The mood at the IAA in Frankfurt am Main in the fall of 1969 was excellent. The automobile industry was booming at the time. The technology company Continental also presented a world premiere: back then, ITT-Teves was presenting MK I, the first anti-lock brake system (ABS).
The idea of preventing the wheels from locking when a car was braking hard so that the car could continue to be steered had already occurred to vehicle designers in the 1920s, but a solution to the problem only emerged with the development of powerful electronics. Starting in 1965, engineers at Teves (later ITT-Teves) – the company became part of Continental in 1998 – worked on an anti-lock brake system for passenger cars. Starting in the 1970s, integrated circuits based on analogue circuit technology were used to regulate brake pressure, and in this way prevent the wheels from locking. The system was presented at the IAA 50 years ago in 1969.
Series production was a long time coming, but then there was a technological breakthrough. However, the technology was initially only used in 36 test vehicles for the Swedish police. The oil crisis and the subsequent weakening of the economy, which hit the automotive market particularly hard, prevented series production for years. This production finally started in 1984, as a technological breakthrough: unlike competing systems that were already on the market, Teves, now part of Continental, launched the MK II, the world’s first microprocessor-controlled ABS for passenger cars on the road. In North America it was available for the Lincoln Continental, while in Europe this safety technology became a standard feature of the Ford Scorpio. Its installation in the factory was another novelty, since at that time ABS was usually only available as an optional feature for a significant surcharge.
Helmut Fennel, who at the time held a key function in promoting the use of microprocessors for ABS, explains the decisive advantage of the technology, “Due to its programmability, our system could be quickly and optimally validated both for braking manoeuvres on rough roads, that is, with a high coefficient of friction, and for those on slippery roads, such as on ice in winter. It was also considerably more flexible than other solutions and could therefore be quickly adapted to different vehicle concepts, such as models with front-wheel or all-wheel drive. The microprocessor solution gave us a head start of several years.”
ABS as a central safety system
The MK II was the first ABS on the market to combine the brake function, brake booster, hydraulic control and anti-lock brake system into one compact unit. A traction control system (TCS) was also integrated shortly afterward. An important milestone in the development of ABS was the later MK IV system, which went into series production in 1989 and for the first time also included an electronic brake-force distribution system, making mechanical-hydraulic components superfluous. Continental’s developers took another developmental leap forward in 1995, when an electronic stability control (ESC) was integrated into the MK 20 system for the first time, and furthermore a groundbreaking design was developed. In this new arrangement, which has become the worldwide standard, the engine is located at the top, the valve block in the middle and the electronics below, more or less as the base. Continental’s anti-lock brake systems are still based on this principle, with the modularity of the equipment variants (ABS, ABS + TCS, ESC) optimally meeting customer requirements.
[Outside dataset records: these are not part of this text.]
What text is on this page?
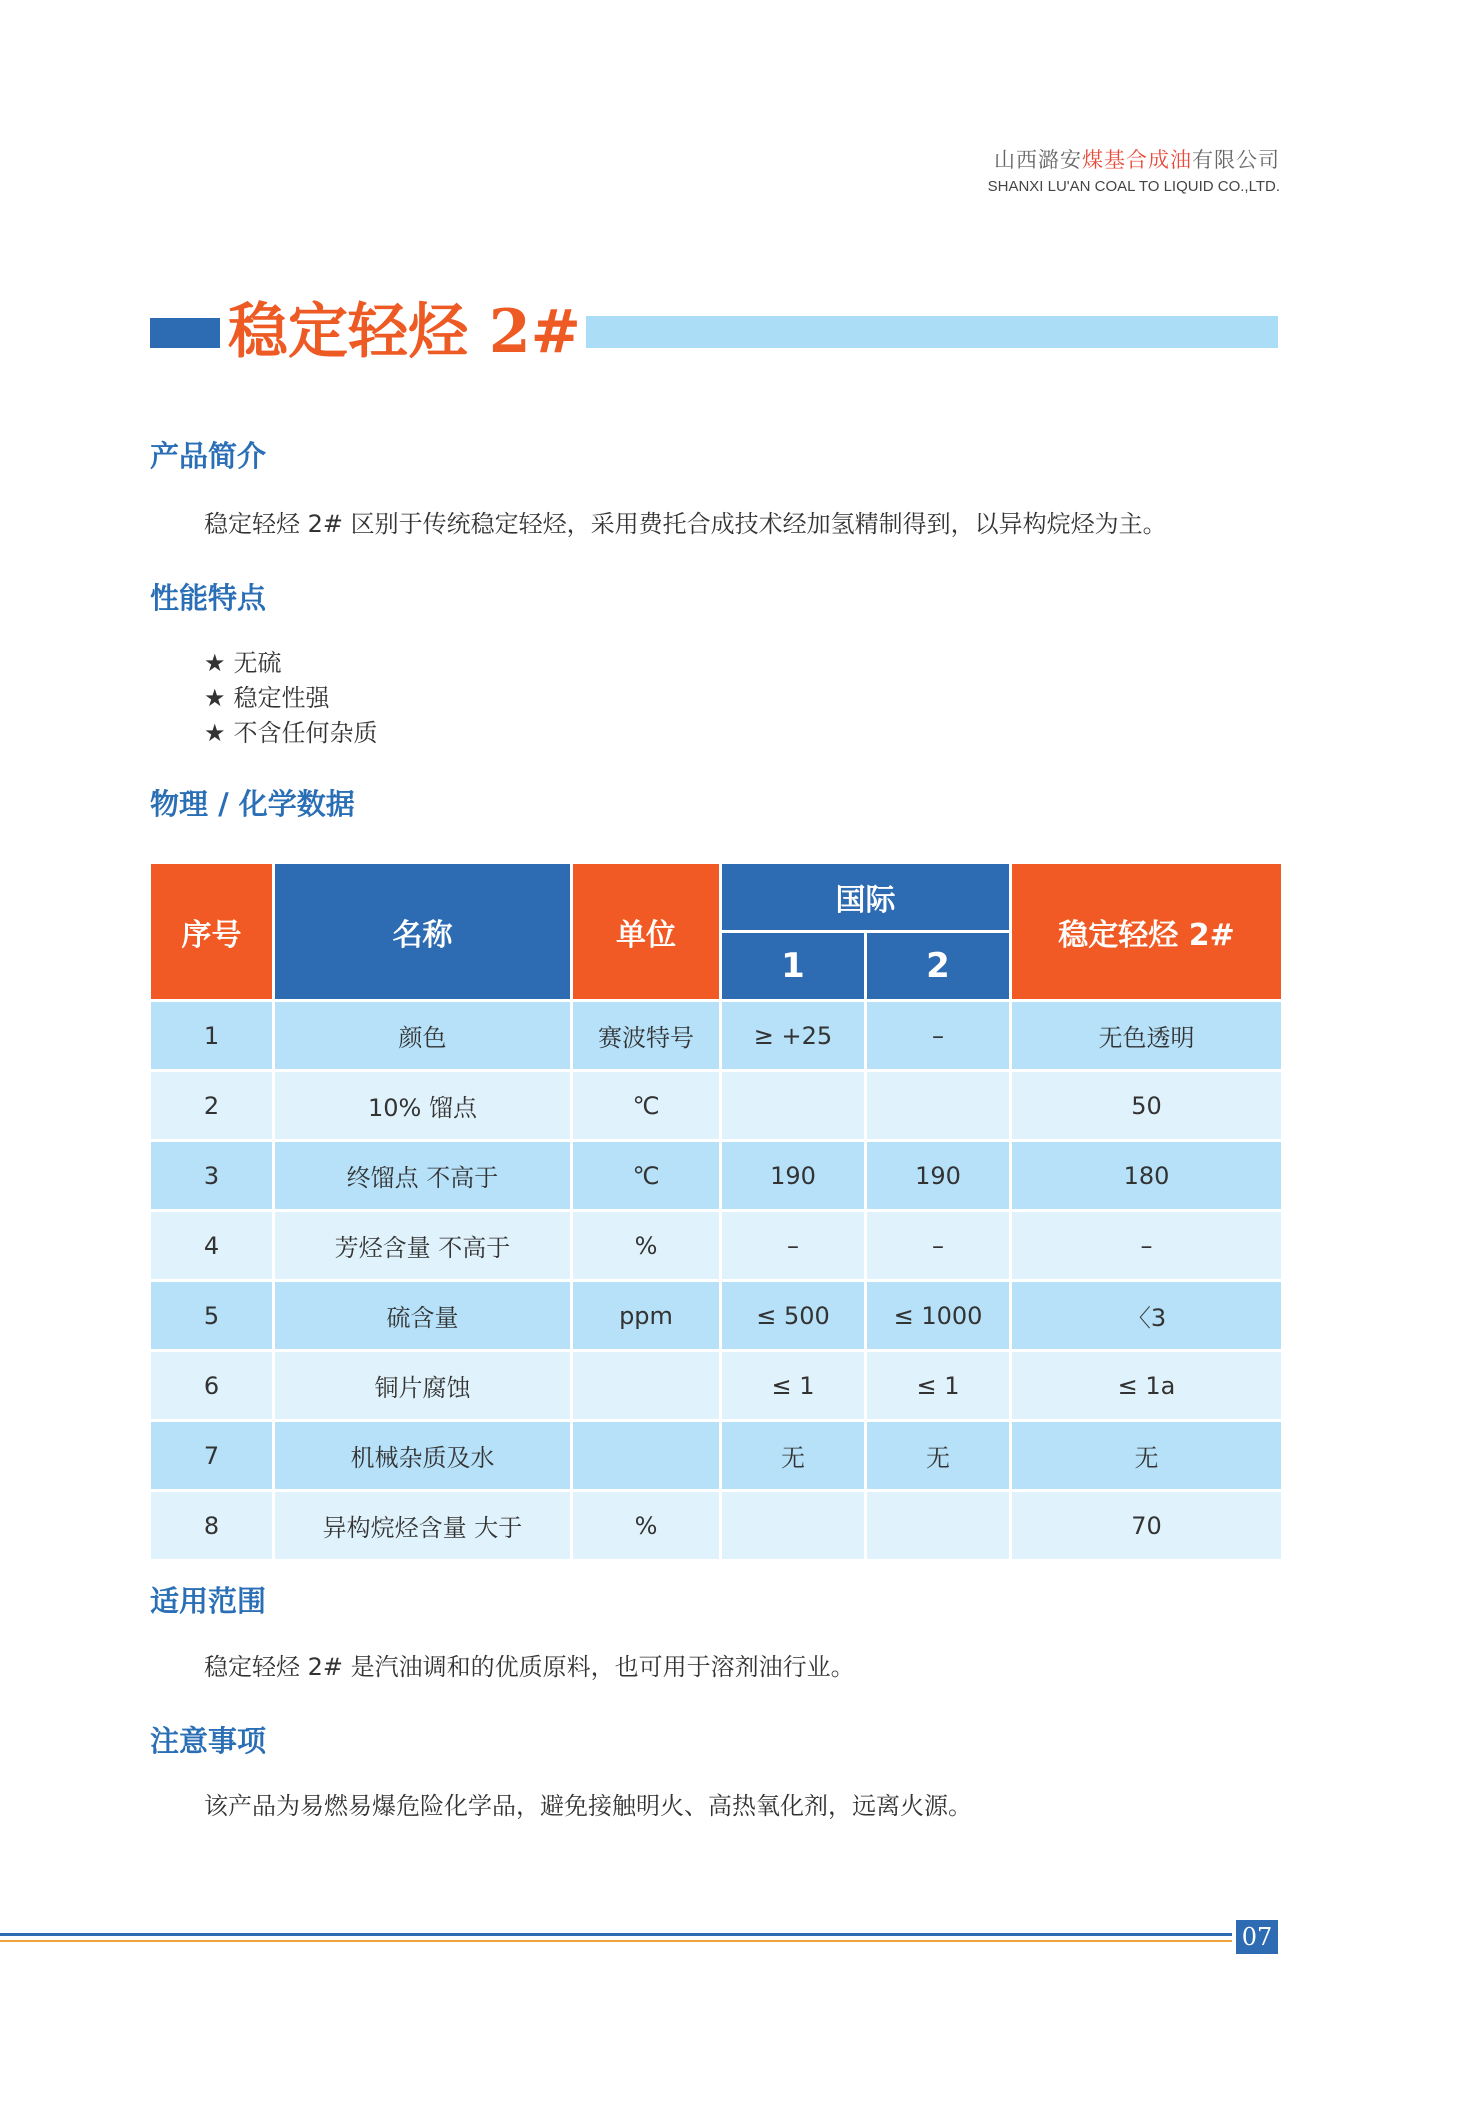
山西潞安煤基合成油有限公司
SHANXI LU'AN COAL TO LIQUID CO.,LTD.
稳定轻烃 2#
产品简介
稳定轻烃 2# 区别于传统稳定轻烃，采用费托合成技术经加氢精制得到，以异构烷烃为主。
性能特点
★ 无硫
★ 稳定性强
★ 不含任何杂质
物理 / 化学数据
序号	名称	单位	国际		稳定轻烃 2#
			1	2	
1	颜色	赛波特号	≥ +25	–	无色透明
2	10% 馏点	℃			50
3	终馏点 不高于	℃	190	190	180
4	芳烃含量 不高于	%	–	–	–
5	硫含量	ppm	≤ 500	≤ 1000	〈3
6	铜片腐蚀		≤ 1	≤ 1	≤ 1a
7	机械杂质及水		无	无	无
8	异构烷烃含量 大于	%			70
适用范围
稳定轻烃 2# 是汽油调和的优质原料，也可用于溶剂油行业。
注意事项
该产品为易燃易爆危险化学品，避免接触明火、高热氧化剂，远离火源。
07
An ABS today is equipped with up to 50 additional safety functions, such as the automatic release of the parking brake when starting off, hill-start assist or as an important component of adaptive cruise control systems. And all that weighs just 2kg and takes up the same amount of space as a single-lens reflex camera (SLR). The first production-ready ABS from Continental was the size of a 5-litre gas can and weighed 11.5kg. Over the past 50 years, ABS has become the universal chassis control system for longitudinal and lateral dynamics, in particular as a result of further developments that eventually led to the ESC. Since the system can individually control the braking force for each wheel, it is indispensable for current and future cross-vehicle control systems. It is also a condition for further safety technologies such as driver assistance systems and enables the next steps towards automated driving.
ABS is the “mother of all chassis control systems,” says Continental developer Jürgen Woywod, who is working on future generations of brake systems. The future of this technology will mainly be determined by software innovations – for more comfort and even more safety. Woywod was also on the team that applied Continental’s ABS technology to motorcycles and put it on the road for the first time in 2006.
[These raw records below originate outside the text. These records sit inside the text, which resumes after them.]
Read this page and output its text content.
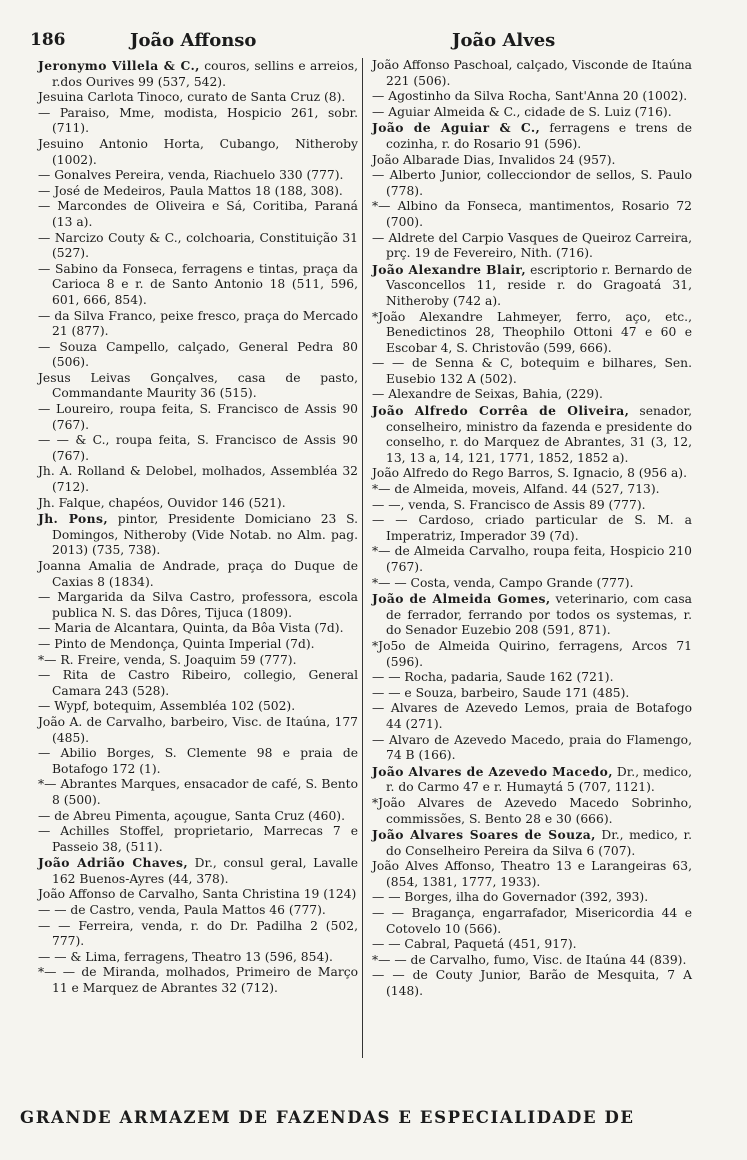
186	João Affonso	João Alves
Jeronymo Villela & C., couros, sellins e arreios, r.dos Ourives 99 (537, 542).
Jesuina Carlota Tinoco, curato de Santa Cruz (8).
— Paraiso, Mme, modista, Hospicio 261, sobr. (711).
Jesuino Antonio Horta, Cubango, Nitheroby (1002).
— Gonalves Pereira, venda, Riachuelo 330 (777).
— José de Medeiros, Paula Mattos 18 (188, 308).
— Marcondes de Oliveira e Sá, Coritiba, Paraná (13 a).
— Narcizo Couty & C., colchoaria, Constituição 31 (527).
— Sabino da Fonseca, ferragens e tintas, praça da Carioca 8 e r. de Santo Antonio 18 (511, 596, 601, 666, 854).
— da Silva Franco, peixe fresco, praça do Mercado 21 (877).
— Souza Campello, calçado, General Pedra 80 (506).
Jesus Leivas Gonçalves, casa de pasto, Commandante Maurity 36 (515).
— Loureiro, roupa feita, S. Francisco de Assis 90 (767).
— — & C., roupa feita, S. Francisco de Assis 90 (767).
Jh. A. Rolland & Delobel, molhados, Assembléa 32 (712).
Jh. Falque, chapéos, Ouvidor 146 (521).
Jh. Pons, pintor, Presidente Domiciano 23 S. Domingos, Nitheroby (Vide Notab. no Alm. pag. 2013) (735, 738).
Joanna Amalia de Andrade, praça do Duque de Caxias 8 (1834).
— Margarida da Silva Castro, professora, escola publica N. S. das Dôres, Tijuca (1809).
— Maria de Alcantara, Quinta, da Bôa Vista (7d).
— Pinto de Mendonça, Quinta Imperial (7d).
*— R. Freire, venda, S. Joaquim 59 (777).
— Rita de Castro Ribeiro, collegio, General Camara 243 (528).
— Wypf, botequim, Assembléa 102 (502).
João A. de Carvalho, barbeiro, Visc. de Itaúna, 177 (485).
— Abilio Borges, S. Clemente 98 e praia de Botafogo 172 (1).
*— Abrantes Marques, ensacador de café, S. Bento 8 (500).
— de Abreu Pimenta, açougue, Santa Cruz (460).
— Achilles Stoffel, proprietario, Marrecas 7 e Passeio 38, (511).
João Adrião Chaves, Dr., consul geral, Lavalle 162 Buenos-Ayres (44, 378).
João Affonso de Carvalho, Santa Christina 19 (124)
— — de Castro, venda, Paula Mattos 46 (777).
— — Ferreira, venda, r. do Dr. Padilha 2 (502, 777).
— — & Lima, ferragens, Theatro 13 (596, 854).
*— — de Miranda, molhados, Primeiro de Março 11 e Marquez de Abrantes 32 (712).
João Affonso Paschoal, calçado, Visconde de Itaúna 221 (506).
— Agostinho da Silva Rocha, Sant'Anna 20 (1002).
— Aguiar Almeida & C., cidade de S. Luiz (716).
João de Aguiar & C., ferragens e trens de cozinha, r. do Rosario 91 (596).
João Albarade Dias, Invalidos 24 (957).
— Alberto Junior, collecciondor de sellos, S. Paulo (778).
*— Albino da Fonseca, mantimentos, Rosario 72 (700).
— Aldrete del Carpio Vasques de Queiroz Carreira, prç. 19 de Fevereiro, Nith. (716).
João Alexandre Blair, escriptorio r. Bernardo de Vasconcellos 11, reside r. do Gragoatá 31, Nitheroby (742 a).
*João Alexandre Lahmeyer, ferro, aço, etc., Benedictinos 28, Theophilo Ottoni 47 e 60 e Escobar 4, S. Christovão (599, 666).
— — de Senna & C, botequim e bilhares, Sen. Eusebio 132 A (502).
— Alexandre de Seixas, Bahia, (229).
João Alfredo Corrêa de Oliveira, senador, conselheiro, ministro da fazenda e presidente do conselho, r. do Marquez de Abrantes, 31 (3, 12, 13, 13 a, 14, 121, 1771, 1852, 1852 a).
João Alfredo do Rego Barros, S. Ignacio, 8 (956 a).
*— de Almeida, moveis, Alfand. 44 (527, 713).
— —, venda, S. Francisco de Assis 89 (777).
— — Cardoso, criado particular de S. M. a Imperatriz, Imperador 39 (7d).
*— de Almeida Carvalho, roupa feita, Hospicio 210 (767).
*— — Costa, venda, Campo Grande (777).
João de Almeida Gomes, veterinario, com casa de ferrador, ferrando por todos os systemas, r. do Senador Euzebio 208 (591, 871).
*Jo5o de Almeida Quirino, ferragens, Arcos 71 (596).
— — Rocha, padaria, Saude 162 (721).
— — e Souza, barbeiro, Saude 171 (485).
— Alvares de Azevedo Lemos, praia de Botafogo 44 (271).
— Alvaro de Azevedo Macedo, praia do Flamengo, 74 B (166).
João Alvares de Azevedo Macedo, Dr., medico, r. do Carmo 47 e r. Humaytá 5 (707, 1121).
*João Alvares de Azevedo Macedo Sobrinho, commissões, S. Bento 28 e 30 (666).
João Alvares Soares de Souza, Dr., medico, r. do Conselheiro Pereira da Silva 6 (707).
João Alves Affonso, Theatro 13 e Larangeiras 63, (854, 1381, 1777, 1933).
— — Borges, ilha do Governador (392, 393).
— — Bragança, engarrafador, Misericordia 44 e Cotovelo 10 (566).
— — Cabral, Paquetá (451, 917).
*— — de Carvalho, fumo, Visc. de Itaúna 44 (839).
— — de Couty Junior, Barão de Mesquita, 7 A (148).
GRANDE ARMAZEM DE FAZENDAS E ESPECIALIDADE DE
ABS technology saves innumerable lives
The introduction of ABS has significantly improved road safety, with other factors such as the safety belt and the introduction of speed limits playing a role alongside the spread of ABS. Since 2004, the system has been required by law for all new cars throughout Europe. Since the introduction of the first systems at the end of the 1970s, the total number of people killed in road traffic accidents in Germany has fallen by 80%. The decline in the number of people killed is just as high if we only look at passenger car passengers in Germany during this period. According to GIDAS accident research, 25% of all motorcycle accidents in the two-wheel sector can also be prevented by standard ABS. In general, the safety advantage is difficult to overestimate if a technology makes it possible to decelerate a vehicle as much as possible and in a controlled manner in dangerous situations, while at the same time ensuring steering control.
ABS – for both passenger cars and motorcycles – therefore makes a significant contribution to the long-term goal of Vision Zero, a future without road traffic crashes. In order to come ever closer to this goal, even after 50 years of ABS Continental is still pressing ahead with the development of this safety system.